El socialismo está, pues, estratégicamente hablando en las antípodas de semejante lógica irracional. Porque sólo saca su fuerza vital del desarrollo económico creciente ininterrumpido, donde toda destrucción de riqueza y vidas humanas le impele a retroceder económica y socialmente hacia etapas históricas pretéritas. Esta distinción entre capitalismo y socialismo se ha podido demostrar, categóricamente, por el hecho de que, ante los catastróficos efectos de la primera guerra mundial y la subsecuente guerra civil provocada por la reacción burguesa, la revolución rusa en tránsito al socialismo debió retroceder haciendo concesiones al capitalismo. A este hecho interruptor de la revolución rusa —conocido allí por la Nueva Política Económica (NEP)—, se refirió Lenin en marzo de 1923, diez meses antes de su muerte:

<<Las potencias capitalistas de Europa occidental, en parte deliberadamente y en parte espontáneamente, hicieron cuanto estaba a su alcance para arrojarnos hacia atrás, para aprovechar los elementos (destructores) de la guerra civil de Rusia (entre 1917 y 1923), y arruinar al país en todo lo posible. Era precisamente esta forma de salir de la guerra imperialista la que parecía tener más ventajas: si no logramos derribar el sistema revolucionario en Rusia, por lo menos dificultaremos su avance hacia el socialismo; más o menos así razonaban esas potencias, y desde su punto de vista no podían hacerlo de otro modo. Como resultado solucionaron —a medias— su problema. No lograron derrocar el nuevo sistema creado por la revolución, pero tampoco le permitieron dar en seguida un paso adelante que justificara las previsiones de los socialistas, que permitiera a éstos desarrollar con enorme rapidez las fuerzas productivas, desarrollar todas las posibilidades que, en su conjunto, habrían producido el socialismo, demostrar a todos y a cada uno en forma evidente y palpable que el socialismo encierra gigantescas fuerzas, y que la humanidad ha entrado en una nueva etapa de desarrollo, cuyas perspectivas son extraordinariamente brillantes>>. (V. I. Lenin: “Mejor poco, pero mejor” 02 de marzo de 1923. Obras Completas. Ed. Akal/1978. Tomo XXXVI Pp. 534. Lo entre paréntesis y el subrayado nuestros. GPM). Versión digitalizada.

 

            Pues bien, la gran burguesía internacional está sometida hoy a las mismas condiciones impuestas por la crisis de 1929, y a las que sólo pudo superar causando la mayor destrucción material y muerte masiva jamás acaecidas en toda la historia de la humanidad, durante la Segunda Guerra Mundial.

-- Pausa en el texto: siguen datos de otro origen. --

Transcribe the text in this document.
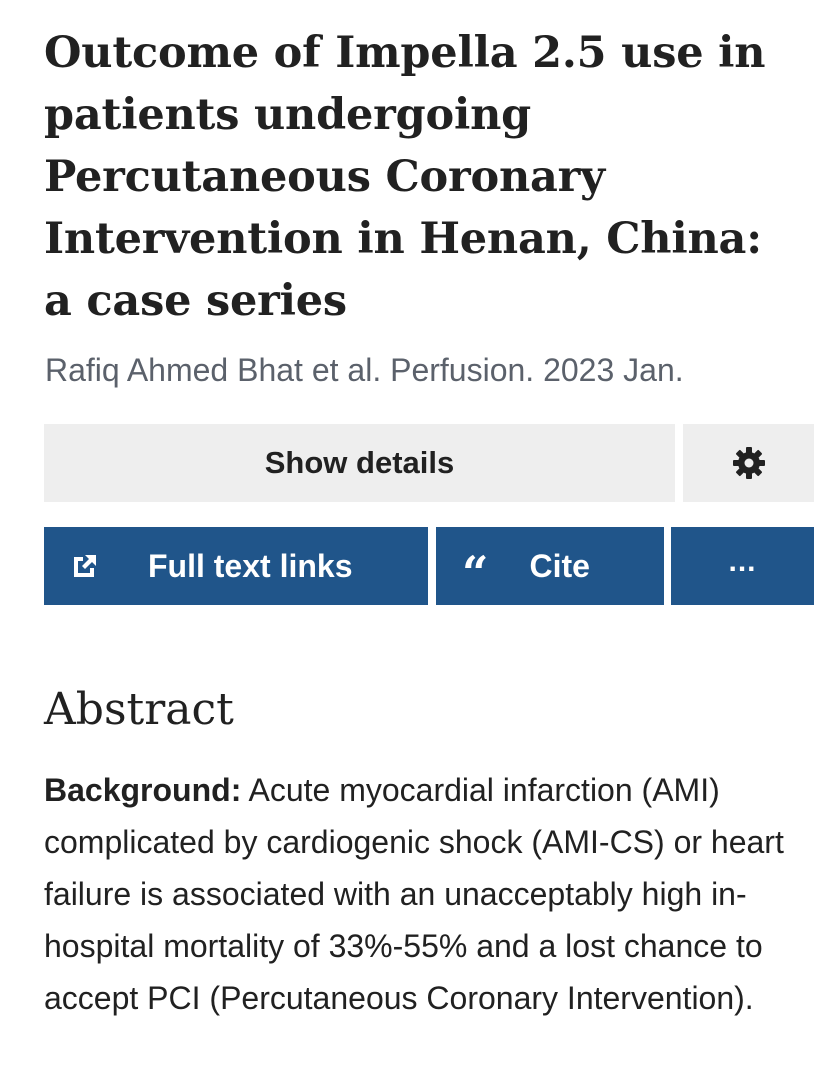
Outcome of Impella 2.5 use in patients undergoing Percutaneous Coronary Intervention in Henan, China: a case series
Rafiq Ahmed Bhat et al. Perfusion. 2023 Jan.
Show details
Full text links “ Cite	...
Abstract

Background: Acute myocardial infarction (AMI) complicated by cardiogenic shock (AMI-CS) or heart failure is associated with an unacceptably high in-hospital mortality of 33%-55% and a lost chance to accept PCI (Percutaneous Coronary Intervention).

Y el caso es que hoy día, el potencial destructivo y mortífero incorporado por el desarrollo científico-técnico a los medios bélicos, es inmensamente superior al de aquellos tiempos, amenazando a los países posibles contendientes con una nueva guerra que, según la doctrina de la destrucción mutua asegurada puede provocar, incluso, la desaparición del propio Planeta. Sin embargo y a despecho de tal amenaza, ahí están el incendiario bloque capitalista beligerante de la OTAN y su oponente liderado por Rusia y China, jugando ambos con fuego en Siria y Ucrania.

 

          Dicho esto, que Felipe VI en su calidad de jefe del Estado español, haya olvidado u omitido en su discurso referirse al peligro de una tercera guerra mundial, que sin duda palpita en el ámbito altamente conflictivo de las actuales relaciones internacionales, es la evidencia más tangible de que tanto él en su presunta condición de estadista, como sus asesores políticos, están de algún modo involucrados en esta nueva deriva proclive al juego de la destrucción bélica y el genocidio en el mundo.